Лай раздается совсем рядом, и Крис замечает на тротуаре застывший силуэт Найды, стоящей в десяти шагах от него. Она вытянулась, совсем как тогда на опушке леса, пристально смотрит на здание. Похоже, там и находится вход.
– Тише, Найда. – Крис, подойдя к ней, привычным движением касается лохматой морды. Его бьет мандраж. Собака, чувствуя это, замолкает и виновато поднимает голову, тыкаясь в дрожащие пальцы.

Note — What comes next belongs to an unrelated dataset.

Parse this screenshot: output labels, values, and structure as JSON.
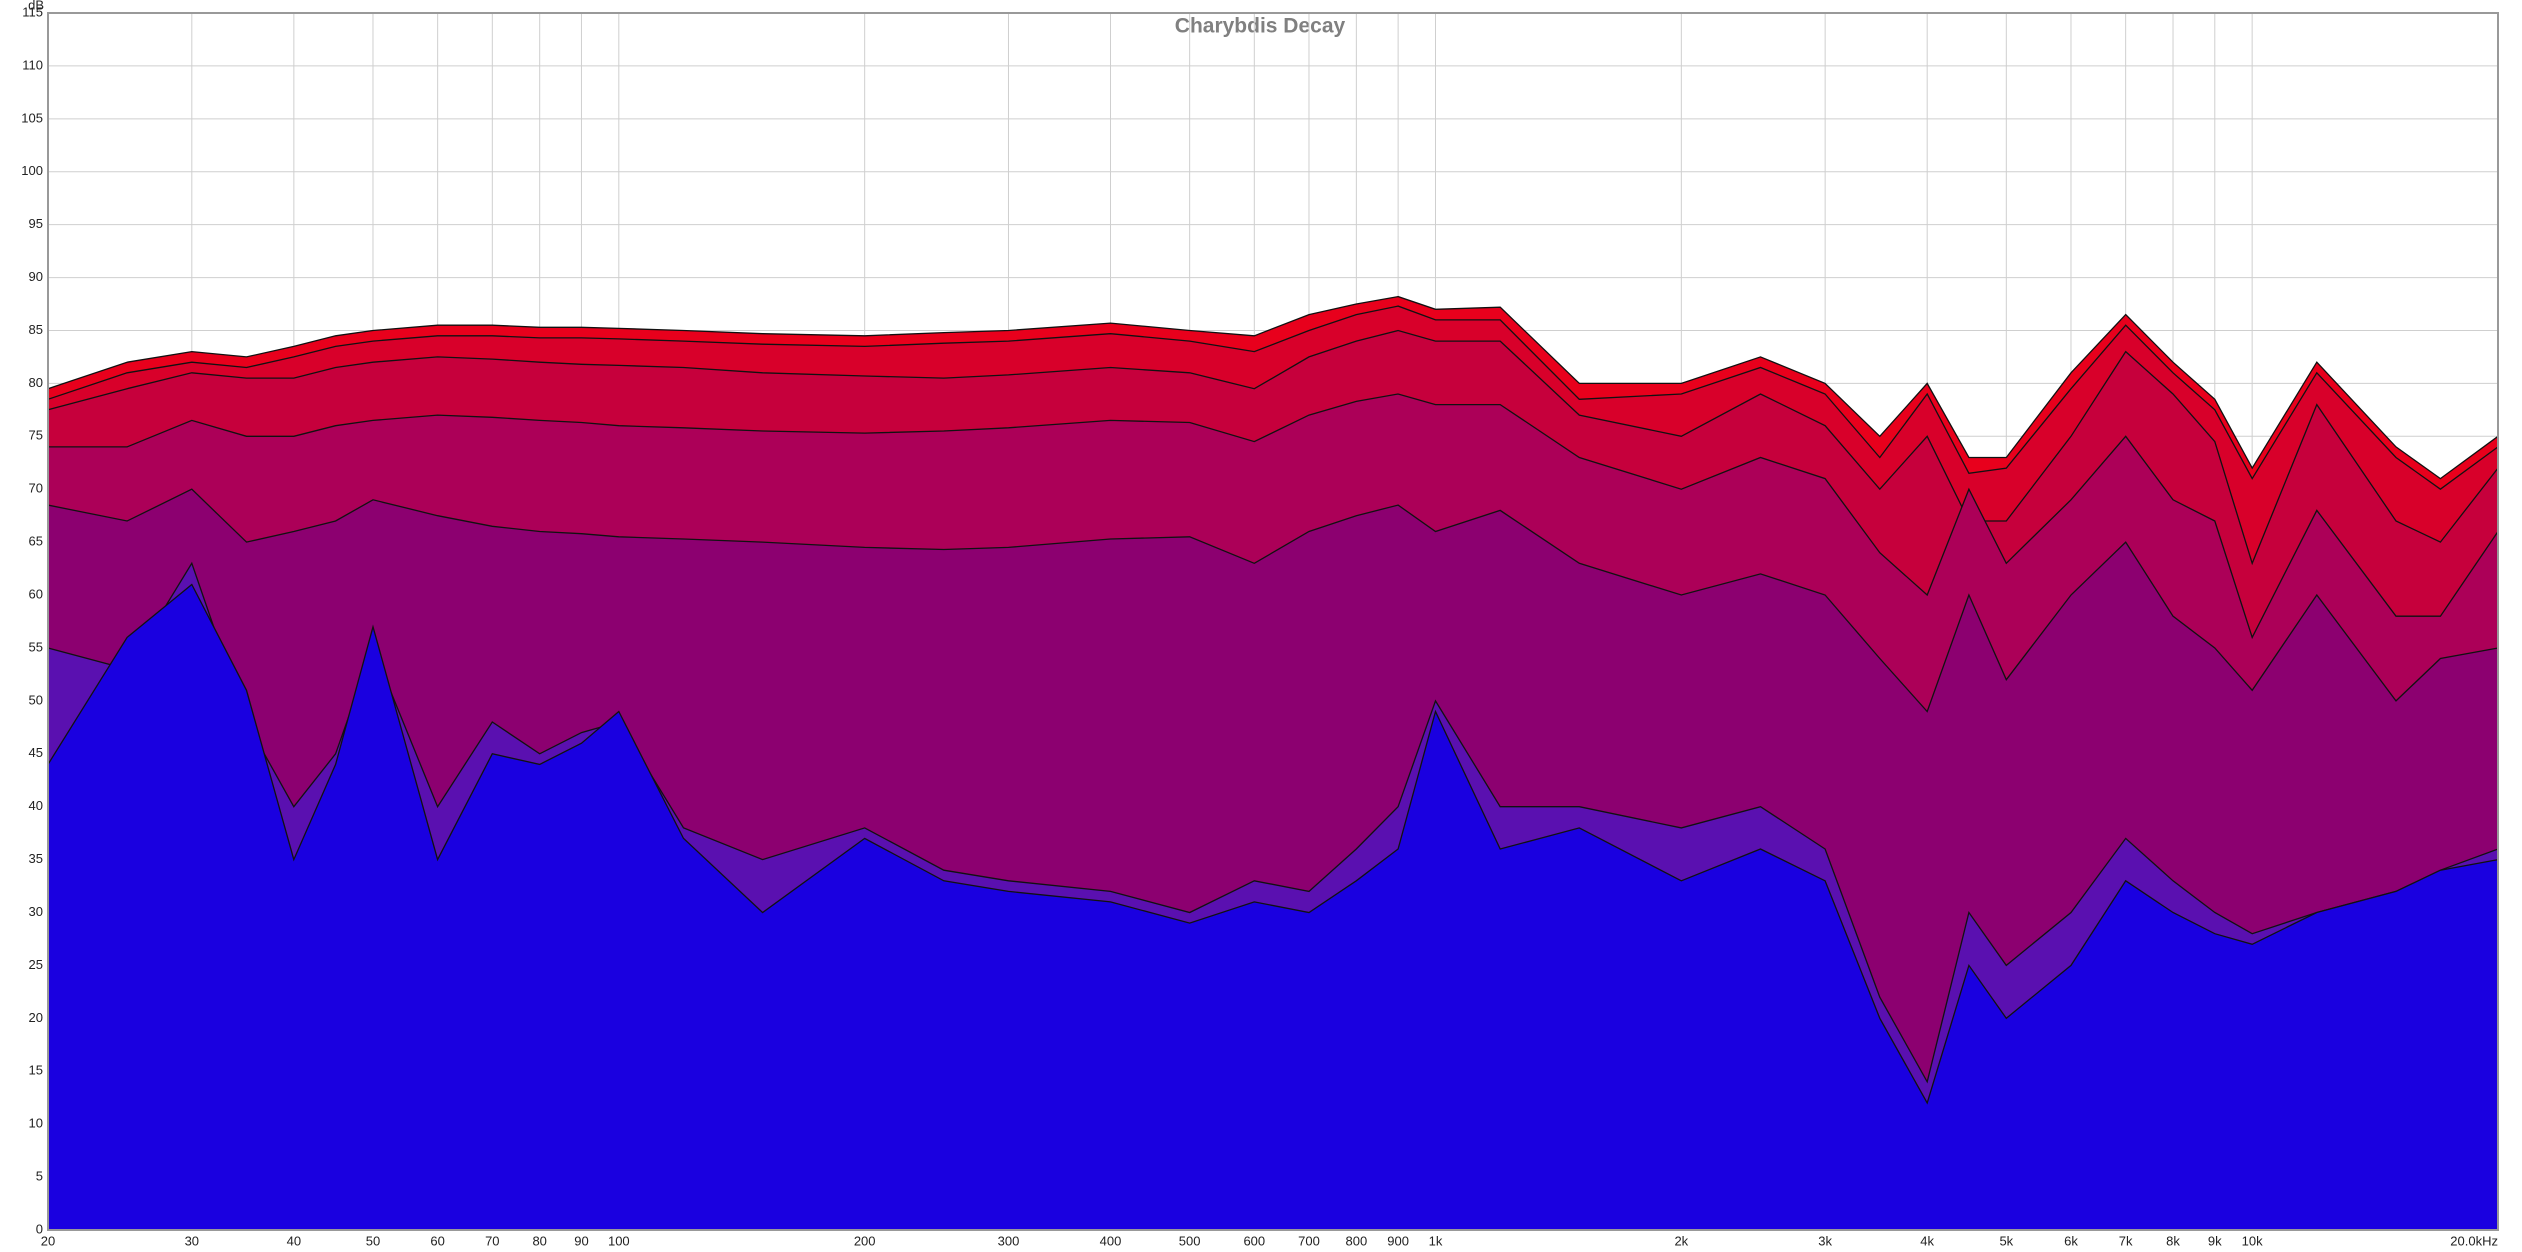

Входом в здание служит широкое, чуть приподнятое крыльцо со стеклянными запотевшими дверьми. Крис смотрит на них, и чем дольше, тем чаще колотится его сердце. Неужели так далеко от Стены – в самом центре мертвой Европы – живут люди? Он осознает, что за весь долгий путь не был уверен в этом до конца. Да что там, просто шел и шел, не думая, что будет в конце, кого там встретит. Шел, потому что позвали. Потому что ничего другого у него не осталось.
– Вперед, – говорит Крис и быстрым шагом, боясь потерять внезапно нахлынувшую уверенность, направляется к дверям.
В холле – шикарном, как и во всех небоскребах, построенных во времена утопии, – никого нет. Может, в такой ранний час все еще спят? Если те, кто здесь живет, способны спать… Крис, стуча костылем по мраморному полу, вспоминает один из разговоров с Бельским о неспящих, возможно живущих в глубине зараженной территории.
«Если около заповедника, – говорил Бельский, – то они могут заниматься собирательством, охотой. Может, даже выращивать овощи и разводить скот…»
«Все коровы, свиньи и прочие домашние животные тоже погибли от вируса», – вставил Крис.
«Ах, как я мог забыть, – пропел Бельский, распечатывая бутылку старой моры, которую принес Крис. – Тем не менее если есть люди, преодолевшие сон, значит, могут быть и неспящие хрюшки… Но мы ушли от темы. Я утверждаю, что в центре Европы могут жить такие же люди, как я, как моя жена, как мои немногочисленные соседи по несчастью».
Крис вспоминает, как начал тогда утешать друга. Говорил, что его несчастье совсем не несчастье, а наоборот удача, что далеко не каждый зараженный человек способен не спать всю жизнь и при этом здраво мыслить. Но неспящий, опрокидывая в себя очередной стакан моры, лишь морщился и отмахивался.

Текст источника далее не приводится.